When Nelson recorded a rockified version of the song for “Shotgun Willie,” his influentia­l 1973 outlaw-country album, “Whiskey River” became an even bigger hit; Nelson opened his concerts with it for decades.

Bush and Nelson had been friends since the 1950s, when both men were unknown musicians performing in San Antonio beer joints. For a time, it seemed that Bush had the more promising career: When they partnered together in a group called the Mission City Playboys, it was Bush who convinced Nelson to join as a guitarist, not a singer, according to Nelson’s 2015 autobiogra­phy, “It’s a Long Story.”

“He had a tremendous voice filled with feeling,” Nelson wrote. He recalled having to fight back tears when he heard Bush sing a country rendition of the pop standard “Stardust,” which “made me see that a great singer can sing any song in any genre. Johnny Bush was a great singer.”

Their group, he added, “was a band that went nowhere fast, but we had fun going there.”

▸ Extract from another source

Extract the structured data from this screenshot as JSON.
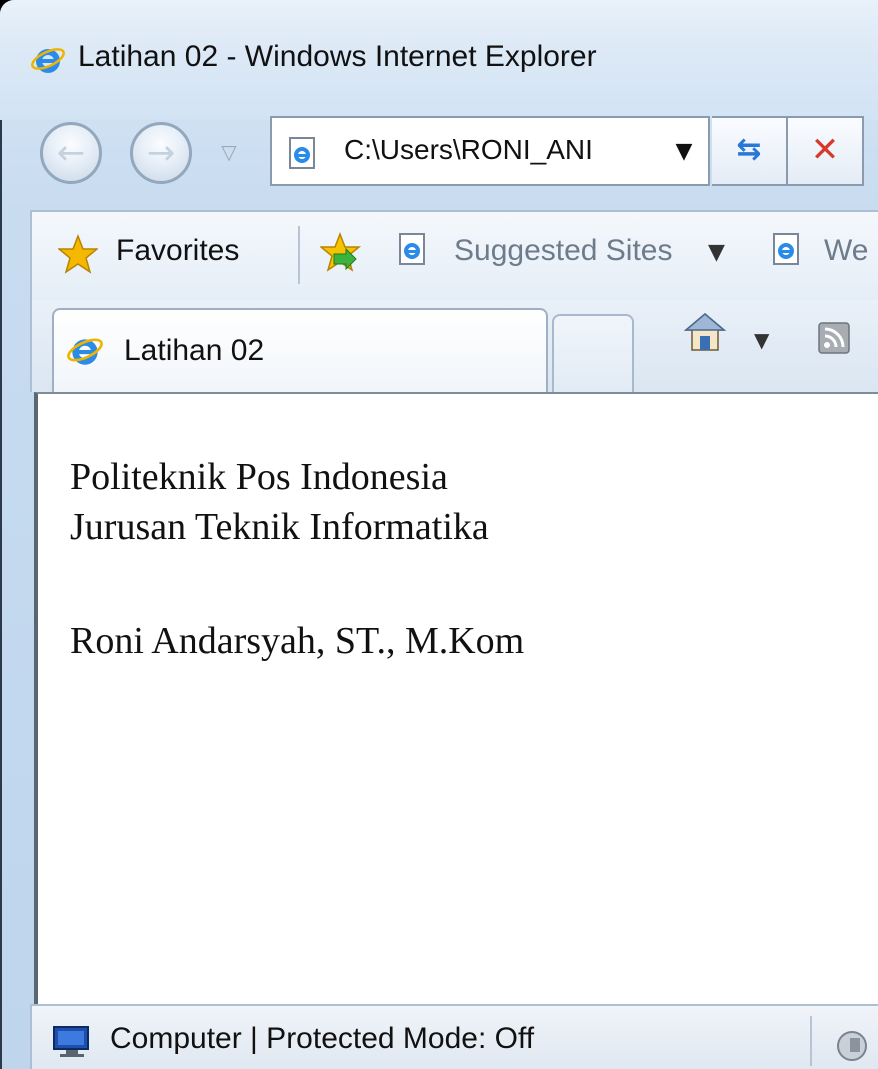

Bush often cited Nelson as his chief inspiratio­n as a songwriter, once declaring that he compared every song he ever wrote to Nelson’s “Funny How Time Slips Away.” Through Nelson, he also met Ray Price, his other musical lodestar, playing the drums in the singer’s Cherokee Cowboys group for several years in the 1960s.

He left when Price began moving in a more pop- oriented direction but took with him “the fiddle-’n’-steel sound and the two-step shuffle beat that remain, to this day, at the heart and soul of true Texas honky-tonk,” music critic Rick Mitchell wrote in the introducti­on to “Whiskey River (Take My Mind),” Bush’s 2007 memoir.